Yes, he was going to the court-room to be tried for a criminal offence; he was a criminal, a criminal, a criminal. It buzzed angrily through his head.

He stumbled over a child sitting beside his mother on the edge of the sidewalk in front of the post-office. The woman had her elbows on her knees and her face in her hands, and in her eyes was the look of waiting that comes to women with uncertain husbands. She cuffed the child, and then shook him to still the uproar she had created. Two more children sat on the curb beyond her, and beyond them, up Haywood Street, men leaned against the iron fence or squatted in pairs upon the sidewalk. Friedrich wondered how they kept their balance, and went on up the stairs, through pools of tobacco-juice, to the court-room, where the day's work already had begun.

He secured a seat, and leaned his head against the wall. A negro man, accused of fraudulently obtaining a pension, was explaining volubly how he had received the injury upon which he based his claim.

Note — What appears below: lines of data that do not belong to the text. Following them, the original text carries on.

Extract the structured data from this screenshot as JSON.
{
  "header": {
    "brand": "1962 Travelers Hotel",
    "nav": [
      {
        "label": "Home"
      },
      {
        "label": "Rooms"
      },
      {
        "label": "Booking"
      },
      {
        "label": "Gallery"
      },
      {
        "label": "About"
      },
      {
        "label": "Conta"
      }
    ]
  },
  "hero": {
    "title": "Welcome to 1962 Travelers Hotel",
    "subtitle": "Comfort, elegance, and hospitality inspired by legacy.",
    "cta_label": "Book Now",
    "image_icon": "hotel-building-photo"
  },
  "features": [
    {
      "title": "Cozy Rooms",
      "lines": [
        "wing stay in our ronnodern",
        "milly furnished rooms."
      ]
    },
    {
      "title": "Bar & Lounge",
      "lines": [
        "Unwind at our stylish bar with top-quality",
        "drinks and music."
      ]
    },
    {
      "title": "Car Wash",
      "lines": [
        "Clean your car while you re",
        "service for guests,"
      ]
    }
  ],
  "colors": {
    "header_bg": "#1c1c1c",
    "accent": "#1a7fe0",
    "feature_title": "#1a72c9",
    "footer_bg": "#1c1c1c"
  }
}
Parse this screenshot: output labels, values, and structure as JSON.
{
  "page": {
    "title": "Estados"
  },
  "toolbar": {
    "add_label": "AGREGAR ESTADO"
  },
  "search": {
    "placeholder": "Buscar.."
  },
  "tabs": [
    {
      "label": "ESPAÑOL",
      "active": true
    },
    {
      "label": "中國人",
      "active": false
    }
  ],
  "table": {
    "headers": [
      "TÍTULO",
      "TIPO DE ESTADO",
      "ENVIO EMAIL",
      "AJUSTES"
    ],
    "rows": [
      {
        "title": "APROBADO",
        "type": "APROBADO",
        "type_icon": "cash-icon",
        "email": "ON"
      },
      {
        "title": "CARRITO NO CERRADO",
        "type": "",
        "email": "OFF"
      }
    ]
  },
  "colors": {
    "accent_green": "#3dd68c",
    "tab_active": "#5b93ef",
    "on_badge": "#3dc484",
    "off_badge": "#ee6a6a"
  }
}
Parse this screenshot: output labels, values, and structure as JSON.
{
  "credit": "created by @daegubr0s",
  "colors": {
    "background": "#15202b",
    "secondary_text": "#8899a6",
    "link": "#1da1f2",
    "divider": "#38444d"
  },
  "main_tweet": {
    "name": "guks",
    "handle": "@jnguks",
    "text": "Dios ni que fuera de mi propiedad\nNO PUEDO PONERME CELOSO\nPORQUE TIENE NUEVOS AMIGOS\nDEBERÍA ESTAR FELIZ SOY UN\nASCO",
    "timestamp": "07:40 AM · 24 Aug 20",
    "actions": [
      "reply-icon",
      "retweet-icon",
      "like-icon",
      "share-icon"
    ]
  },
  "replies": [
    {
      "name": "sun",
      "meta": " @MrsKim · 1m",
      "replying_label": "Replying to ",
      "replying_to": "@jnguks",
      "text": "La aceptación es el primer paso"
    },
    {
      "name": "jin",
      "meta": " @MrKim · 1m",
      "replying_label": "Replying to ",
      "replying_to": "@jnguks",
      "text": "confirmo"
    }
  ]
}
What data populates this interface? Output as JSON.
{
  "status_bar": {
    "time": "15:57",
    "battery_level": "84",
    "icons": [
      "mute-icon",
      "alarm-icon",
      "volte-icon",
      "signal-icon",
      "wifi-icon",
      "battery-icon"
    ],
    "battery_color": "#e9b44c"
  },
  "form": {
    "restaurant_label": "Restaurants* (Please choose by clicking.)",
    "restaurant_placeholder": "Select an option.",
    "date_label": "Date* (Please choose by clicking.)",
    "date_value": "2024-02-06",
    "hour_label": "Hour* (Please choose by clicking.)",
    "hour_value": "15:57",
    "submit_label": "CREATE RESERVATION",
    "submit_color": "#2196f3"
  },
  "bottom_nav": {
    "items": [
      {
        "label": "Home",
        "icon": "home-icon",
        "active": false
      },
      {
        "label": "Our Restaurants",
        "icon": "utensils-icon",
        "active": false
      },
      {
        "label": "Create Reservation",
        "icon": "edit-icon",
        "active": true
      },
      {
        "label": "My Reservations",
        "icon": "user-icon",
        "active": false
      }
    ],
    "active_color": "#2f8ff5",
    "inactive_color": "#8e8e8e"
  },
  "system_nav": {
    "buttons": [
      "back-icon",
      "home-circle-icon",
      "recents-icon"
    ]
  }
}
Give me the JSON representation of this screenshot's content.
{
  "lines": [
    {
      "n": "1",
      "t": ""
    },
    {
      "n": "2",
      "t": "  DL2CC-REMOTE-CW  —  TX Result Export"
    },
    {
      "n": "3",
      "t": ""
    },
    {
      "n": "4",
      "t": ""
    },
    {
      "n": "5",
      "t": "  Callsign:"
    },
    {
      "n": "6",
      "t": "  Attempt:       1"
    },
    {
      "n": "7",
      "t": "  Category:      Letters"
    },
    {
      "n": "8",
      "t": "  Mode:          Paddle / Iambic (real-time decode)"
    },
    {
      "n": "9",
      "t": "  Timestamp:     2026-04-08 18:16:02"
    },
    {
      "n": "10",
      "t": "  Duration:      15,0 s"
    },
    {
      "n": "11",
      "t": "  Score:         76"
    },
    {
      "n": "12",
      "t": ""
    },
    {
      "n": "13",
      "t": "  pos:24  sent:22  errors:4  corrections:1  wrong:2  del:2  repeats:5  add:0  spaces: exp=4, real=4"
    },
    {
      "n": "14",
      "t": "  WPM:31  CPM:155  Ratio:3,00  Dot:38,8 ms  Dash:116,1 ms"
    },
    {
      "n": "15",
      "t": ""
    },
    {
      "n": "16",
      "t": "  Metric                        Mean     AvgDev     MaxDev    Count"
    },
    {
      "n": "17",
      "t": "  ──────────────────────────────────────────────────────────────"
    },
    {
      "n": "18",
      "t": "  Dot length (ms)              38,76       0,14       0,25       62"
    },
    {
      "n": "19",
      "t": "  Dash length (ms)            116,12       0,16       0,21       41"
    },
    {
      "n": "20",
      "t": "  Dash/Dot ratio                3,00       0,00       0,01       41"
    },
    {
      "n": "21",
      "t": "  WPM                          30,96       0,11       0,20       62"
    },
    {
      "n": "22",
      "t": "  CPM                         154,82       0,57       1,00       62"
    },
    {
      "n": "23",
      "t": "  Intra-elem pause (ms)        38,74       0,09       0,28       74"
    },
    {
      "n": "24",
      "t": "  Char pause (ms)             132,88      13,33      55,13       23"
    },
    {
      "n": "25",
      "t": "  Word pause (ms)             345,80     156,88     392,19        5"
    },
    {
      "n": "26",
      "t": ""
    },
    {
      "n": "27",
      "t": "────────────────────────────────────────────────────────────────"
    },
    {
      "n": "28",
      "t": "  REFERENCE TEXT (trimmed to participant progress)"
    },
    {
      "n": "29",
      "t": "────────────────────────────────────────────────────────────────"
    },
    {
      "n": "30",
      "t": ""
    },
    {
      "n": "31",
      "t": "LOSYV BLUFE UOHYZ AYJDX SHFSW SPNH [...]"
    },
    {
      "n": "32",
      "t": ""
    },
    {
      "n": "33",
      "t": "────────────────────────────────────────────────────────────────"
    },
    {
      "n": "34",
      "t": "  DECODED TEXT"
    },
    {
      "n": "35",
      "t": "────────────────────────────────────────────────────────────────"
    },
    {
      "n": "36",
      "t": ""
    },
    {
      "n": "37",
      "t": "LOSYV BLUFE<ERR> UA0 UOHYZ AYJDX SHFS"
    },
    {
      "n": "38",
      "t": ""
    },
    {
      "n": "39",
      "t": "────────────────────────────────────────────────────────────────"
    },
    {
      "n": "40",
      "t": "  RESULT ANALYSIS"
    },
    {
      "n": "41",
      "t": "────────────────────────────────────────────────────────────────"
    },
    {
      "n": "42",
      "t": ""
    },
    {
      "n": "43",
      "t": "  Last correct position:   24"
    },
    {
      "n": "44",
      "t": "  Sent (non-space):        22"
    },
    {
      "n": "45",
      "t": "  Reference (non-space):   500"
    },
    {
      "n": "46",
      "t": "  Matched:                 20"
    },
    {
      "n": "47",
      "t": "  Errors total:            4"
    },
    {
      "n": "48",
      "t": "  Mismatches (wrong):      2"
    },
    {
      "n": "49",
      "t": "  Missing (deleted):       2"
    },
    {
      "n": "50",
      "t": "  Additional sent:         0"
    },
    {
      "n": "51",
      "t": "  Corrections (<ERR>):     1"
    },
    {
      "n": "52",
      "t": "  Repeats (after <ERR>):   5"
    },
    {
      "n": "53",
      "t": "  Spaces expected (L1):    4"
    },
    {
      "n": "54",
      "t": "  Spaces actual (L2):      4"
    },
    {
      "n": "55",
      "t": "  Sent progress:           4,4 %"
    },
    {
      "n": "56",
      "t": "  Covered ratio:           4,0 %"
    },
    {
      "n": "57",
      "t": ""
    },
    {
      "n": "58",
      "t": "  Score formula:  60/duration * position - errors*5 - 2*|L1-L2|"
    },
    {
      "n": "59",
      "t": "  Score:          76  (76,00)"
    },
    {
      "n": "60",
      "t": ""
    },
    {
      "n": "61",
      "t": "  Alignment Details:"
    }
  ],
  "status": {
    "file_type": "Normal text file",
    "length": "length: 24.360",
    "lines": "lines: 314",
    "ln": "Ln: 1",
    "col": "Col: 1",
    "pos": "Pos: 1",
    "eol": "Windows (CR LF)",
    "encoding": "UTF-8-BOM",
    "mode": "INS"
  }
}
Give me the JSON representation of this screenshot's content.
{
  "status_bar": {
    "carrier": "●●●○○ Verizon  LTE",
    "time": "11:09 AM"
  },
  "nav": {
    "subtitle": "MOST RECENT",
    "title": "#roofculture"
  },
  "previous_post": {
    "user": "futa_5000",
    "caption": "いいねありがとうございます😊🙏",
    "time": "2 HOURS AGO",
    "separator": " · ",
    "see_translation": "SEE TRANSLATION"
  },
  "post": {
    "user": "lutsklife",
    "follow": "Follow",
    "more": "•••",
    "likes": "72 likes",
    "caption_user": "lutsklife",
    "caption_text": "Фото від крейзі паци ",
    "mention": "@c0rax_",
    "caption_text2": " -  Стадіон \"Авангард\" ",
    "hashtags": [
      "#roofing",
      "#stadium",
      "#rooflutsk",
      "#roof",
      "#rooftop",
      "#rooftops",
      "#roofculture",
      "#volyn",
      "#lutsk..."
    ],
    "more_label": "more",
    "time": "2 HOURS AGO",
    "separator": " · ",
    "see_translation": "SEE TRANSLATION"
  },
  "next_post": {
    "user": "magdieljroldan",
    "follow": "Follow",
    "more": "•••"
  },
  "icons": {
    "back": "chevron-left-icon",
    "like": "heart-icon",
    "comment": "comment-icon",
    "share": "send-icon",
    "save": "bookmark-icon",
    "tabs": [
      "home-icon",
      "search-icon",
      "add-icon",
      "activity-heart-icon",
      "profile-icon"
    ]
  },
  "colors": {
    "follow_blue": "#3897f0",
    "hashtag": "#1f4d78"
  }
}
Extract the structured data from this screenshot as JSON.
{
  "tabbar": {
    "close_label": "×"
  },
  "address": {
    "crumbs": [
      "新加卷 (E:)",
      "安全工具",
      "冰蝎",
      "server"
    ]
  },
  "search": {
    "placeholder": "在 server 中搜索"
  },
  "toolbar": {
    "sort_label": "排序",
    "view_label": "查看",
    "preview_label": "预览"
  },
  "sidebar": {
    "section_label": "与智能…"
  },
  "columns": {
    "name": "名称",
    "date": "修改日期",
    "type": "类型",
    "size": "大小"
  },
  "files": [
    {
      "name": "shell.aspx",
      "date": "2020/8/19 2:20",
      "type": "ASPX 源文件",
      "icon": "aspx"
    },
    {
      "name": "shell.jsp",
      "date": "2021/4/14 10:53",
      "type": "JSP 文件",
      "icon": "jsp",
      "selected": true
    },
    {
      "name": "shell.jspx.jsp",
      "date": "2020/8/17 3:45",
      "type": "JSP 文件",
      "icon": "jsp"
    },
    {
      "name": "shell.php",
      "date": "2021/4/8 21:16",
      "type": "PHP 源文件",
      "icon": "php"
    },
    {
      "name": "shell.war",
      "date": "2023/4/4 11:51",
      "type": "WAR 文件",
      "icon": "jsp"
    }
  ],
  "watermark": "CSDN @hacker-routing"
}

His case was given to the jury, which filed out, and the second set of men made themselves comfortable in the abandoned seats, with much scraping of chairs and of throats, and adjustment of cuspidors to the range of each juror.

The case of the next prisoner, tried on a charge of a fraudulent use of the mails, lashed to frenzy the prosecuting attorney. He compared this foul violator of the laws of his country with Sextus and Benedict Arnold and Judas Iscariot. The national eagle had been insulted in his nest, and his screams were ringing from mountain-peak to mountain-peak. The echoes of Mitchell were sending back the cry, and Saint Elias's snowy top gave forth an answering sound.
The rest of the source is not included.